Last week, we got a great reception to our Facebook Profile Timeline Pixlr template. So much so that customers asked us to make a similar template for Google+ profile pages. So we did!
Before we get to the details of that template, it’s worth noting that Google+ still hasn’t gained the kind of traction that everyone assumed a juggernaut like Google could and would achieve. It’s slowly catching on for some, but completely avoided by others. The jury is still out, and Google will undoubtedly keep tinkering with the layout. That means any customization you make could end up needing a bit more customization down the road. But the truth is these things aren’t that hard to update, so there’s really no excuse for not having a profile page that shows off who you really are. Or just showcases your beautiful photos. So let’s get to it.
Download the Pixlr Google+ template.
You’ve got some big image options (maybe too big)
The first thing you need to know about your Google+ profile image is that it can be HUGE. In fact, it’s probably easy to make it too huge. The maximum size is a whopping 2120 x 1192 pixels. I don’t recommend filling all of that space unless you have an image that absolutely deserves to take up that many pixels. Heck, you may not even have many images that will look wonderful at that size, so it may make sense to not take it to the max. I’ve provided you with a half-sized template, but you can always make a new Pixlr Editor image that is the maximum size. The most important thing to know isn’t really the pixel size. Just make sure your image has a 16:9 size ratio. Not sure how to calculate ratios? Try this handy Aspect Ratio Calculator.

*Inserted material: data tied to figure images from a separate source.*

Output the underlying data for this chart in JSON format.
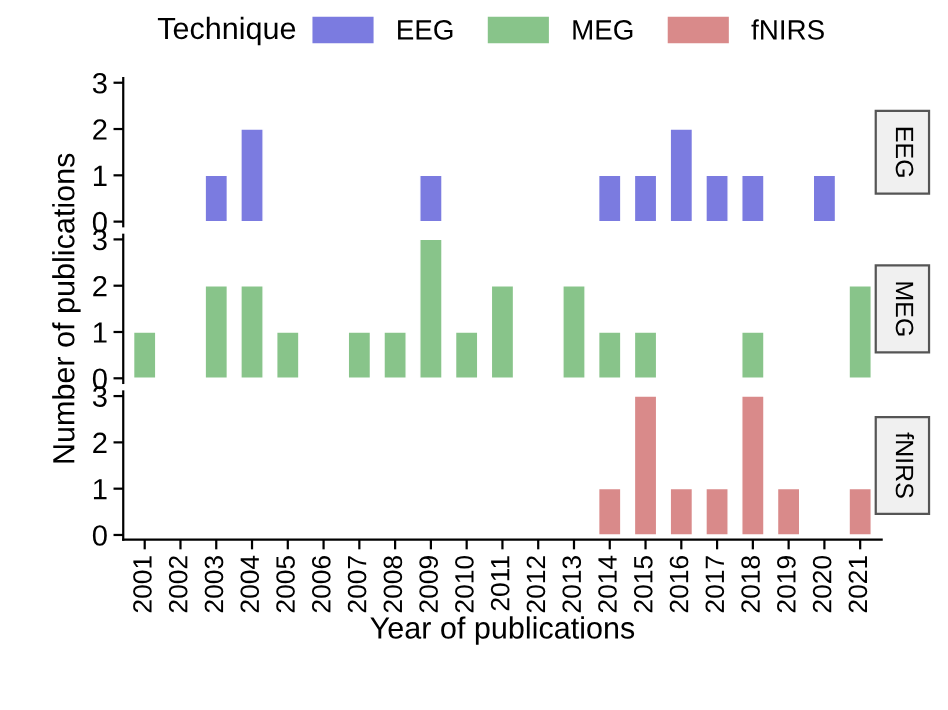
{
  "chart_data": [
    {
      "type": "bar",
      "legend_title": "Technique",
      "legend": "top",
      "categories": [
        "2001",
        "2002",
        "2003",
        "2004",
        "2005",
        "2006",
        "2007",
        "2008",
        "2009",
        "2010",
        "2011",
        "2012",
        "2013",
        "2014",
        "2015",
        "2016",
        "2017",
        "2018",
        "2019",
        "2020",
        "2021"
      ],
      "series": [
        {
          "name": "EEG",
          "color": "#7b7be0",
          "values": [
            null,
            null,
            1,
            2,
            null,
            null,
            null,
            null,
            1,
            null,
            null,
            null,
            null,
            1,
            1,
            2,
            1,
            1,
            null,
            1,
            null
          ]
        }
      ],
      "ylim": [
        -0.1,
        3.1
      ],
      "yticks": [
        0,
        1,
        2,
        3
      ],
      "tick_labels": "y",
      "grid": false
    },
    {
      "type": "bar",
      "ylabel": "Number of publications",
      "categories": [
        "2001",
        "2002",
        "2003",
        "2004",
        "2005",
        "2006",
        "2007",
        "2008",
        "2009",
        "2010",
        "2011",
        "2012",
        "2013",
        "2014",
        "2015",
        "2016",
        "2017",
        "2018",
        "2019",
        "2020",
        "2021"
      ],
      "series": [
        {
          "name": "MEG",
          "color": "#88c48a",
          "values": [
            1,
            null,
            2,
            2,
            1,
            null,
            1,
            1,
            3,
            1,
            2,
            null,
            2,
            1,
            1,
            null,
            null,
            1,
            null,
            null,
            2
          ]
        }
      ],
      "ylim": [
        -0.1,
        3.1
      ],
      "yticks": [
        0,
        1,
        2,
        3
      ],
      "tick_labels": "y",
      "grid": false
    },
    {
      "type": "bar",
      "xlabel": "Year of publications",
      "categories": [
        "2001",
        "2002",
        "2003",
        "2004",
        "2005",
        "2006",
        "2007",
        "2008",
        "2009",
        "2010",
        "2011",
        "2012",
        "2013",
        "2014",
        "2015",
        "2016",
        "2017",
        "2018",
        "2019",
        "2020",
        "2021"
      ],
      "series": [
        {
          "name": "fNIRS",
          "color": "#d98a8a",
          "values": [
            null,
            null,
            null,
            null,
            null,
            null,
            null,
            null,
            null,
            null,
            null,
            null,
            null,
            1,
            3,
            1,
            1,
            3,
            1,
            null,
            1
          ]
        }
      ],
      "ylim": [
        -0.1,
        3.1
      ],
      "yticks": [
        0,
        1,
        2,
        3
      ],
      "grid": false
    }
  ]
}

Here are a few acceptable sizes based on the 16:9 ratio:
- Maximum: 2120 x 1192
- Half size: 1060 x 596
- Minimum: 480 x 270
Visitors won’t always see it in all its glory
The second thing you need to know (if you didn’t already) is that only a portion of your image will regularly be seen when people load your profile page. Although viewers of your page can easily pull down the image to see more, they typically won’t see it all. This gives you an obvious opportunity to put something compelling in that small visible strip to encourage people to view the whole thing, but then again Google has added a gradation to the bottom strip where your avatar appears. I personally don’t like this gradation and think it looks kind of gaudy, but there’s no way to remove it (that I’m aware of). You’ll see in my template that I’ve indicated where the avatar strip starts and ends.
It shrinks to fit
Another important detail to consider is that the design is responsive. That is, it will shrink to fit the size of the device it’s viewed on. So will your image. You can see this at work by simply resizing your browser window. Unlike your Facebook timeline photo, the other elements on the page will move around (e.g., “add to circles” button), so don’t bother trying to work around — or work in — those details. Google doesn’t really give you the opportunity like Facebook does to make a clever image with your avatar working in conjunction with other elements of the page. But of course there’s nothing wrong with just displaying a pretty picture. If you’ve got an image that fits this massive space well, grab the Pixlr template and make it so.
My solution: Make an image with effects I love
All of this could affect the type of image you choose. Since you won’t be able to achieve an absolute location, you may be better off with a pretty design, a beautiful landscape, a nice macro shot, or just something that you’ve worked up with effects and overlays and borders that you like. That’s what I did. Since I live in San Francisco, it’s an excuse to take that beautiful Golden Gate Bridge and work it up in Pixlr Express with some of my favorite effects.
Want to create a maximum-sized image but don’t have any images that size? Remember those wallpaper sites where you could download creative designs and photos for your desktop? They’re still around and could be great places to find images to use for your Google+ profile.